Читаем Рвач полностью

Артем с жалостью оглядывал посетительницу. Она как бы составляла часть непонятного, подпольного, страшного мира, связанного с братом, мира глупых стихов, кабацкого дурмана, языка повесившейся Хоботовой, наконец, темных проделок, слухи о которых успели дойти до Артема. Невольно покровительственная нежность, хранившаяся в его сердце для недостойного брата, распространилась на эти голубые глаза, измученные ожиданием. Он выказал подлинную участливость. Не допытываясь, для чего понадобился Ольге Михаил, с горечью думая, что и здесь дело не обошлось без обворожительных карих глазенок, он обещал помочь разыскать его. (Адреса он не знал, так как Михаил, после вычистки, прекратил с братом всякие сношения.) Ольга хотела уйти. На вопрос Артема, куда она направляется, последовало сконфуженное молчание. Она и сама не знала, куда ей идти. В Москве у нее не было ни родных, ни друзей. Впервые она поняла все безрассудство своего поступка.
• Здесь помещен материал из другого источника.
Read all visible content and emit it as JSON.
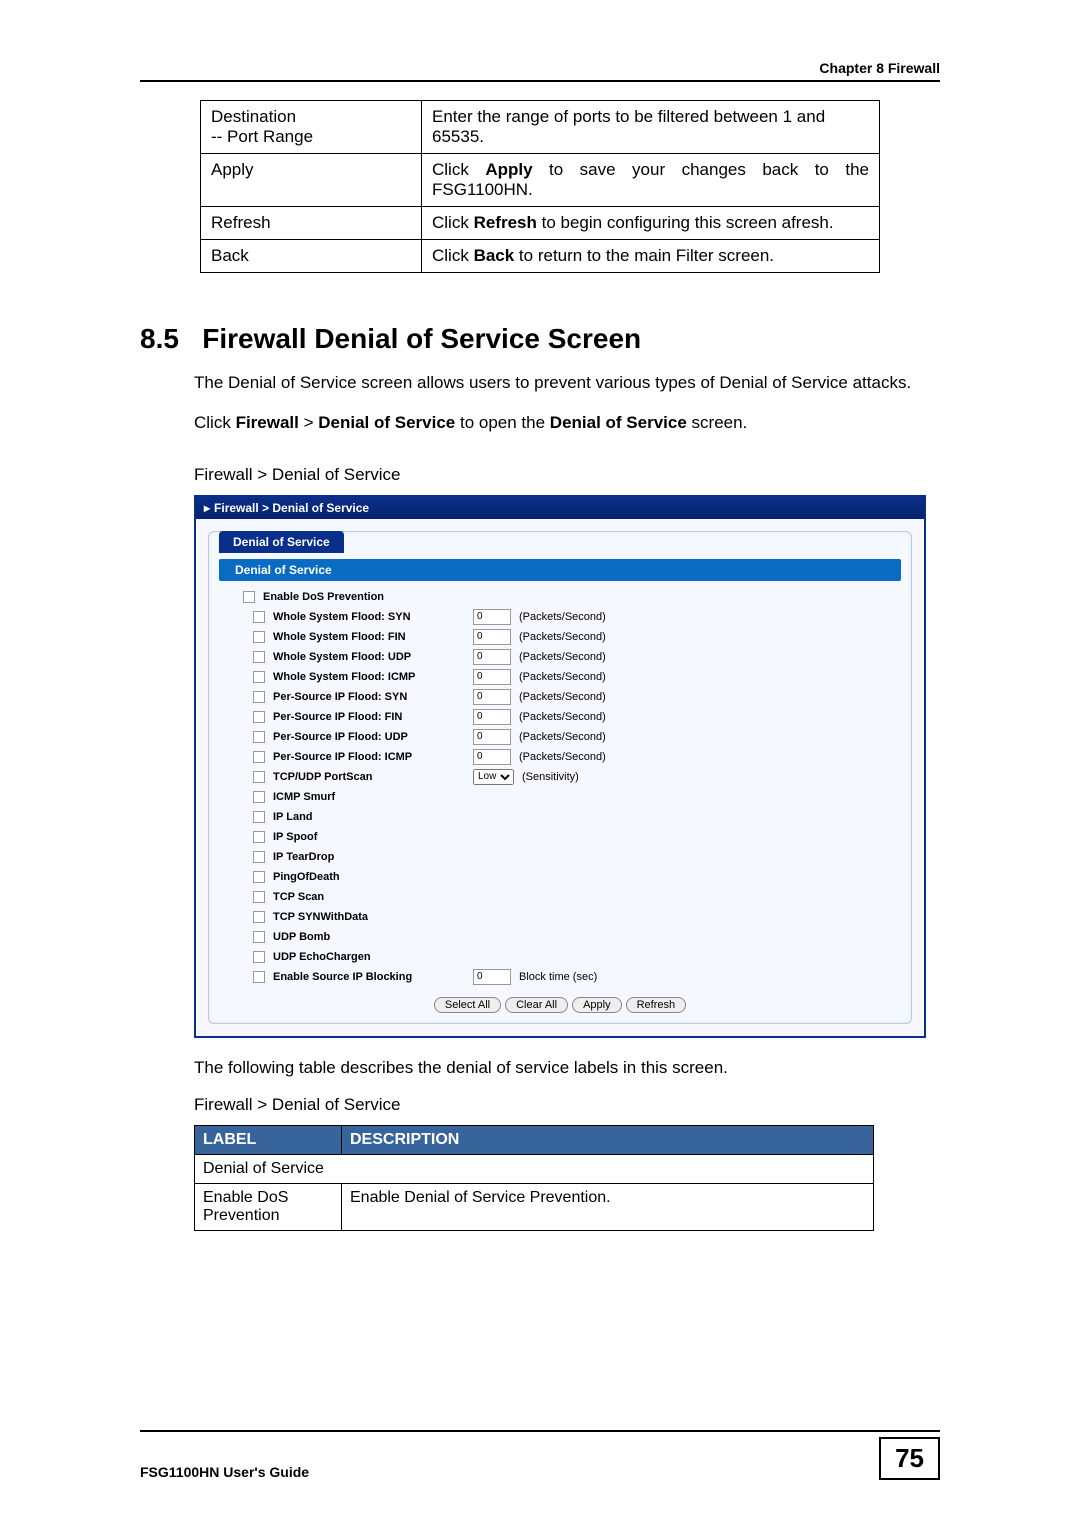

Она готова была направиться обратно на Курский вокзал, купить билет до Харькова и в омуте вагона утопить отчаяние.

Артем, однако, не пустил ее. Строго и вместе с тем ласково он заявил, что она должна переночевать здесь, с ними. Он уступит ей свою кровать, а сам устроится на полу. Целомудренно погасив свет, три товарища разделись, легли и быстро уснули. Ольга не спала. Ее ночь напоминала назойливостью образов, непонятностью ассоциаций, резкой физиологичностью мыслей ночь тифозного. Зачем она приехала?.. Кинет на кровать... Торчат пружины, и больно... «Люблю мужчин я рыжих... «Какая гадость!.. Песенки Майоля... Поцелует руку... Устрицы - говорят, что это вкусно. Плевок с мокротой... Утром уехать... Орел, Курск, Белгород... У этого мягкие волосы, если их тронуть - заплачешь... Умереть бы!.. Заказ - срочно, через час умереть...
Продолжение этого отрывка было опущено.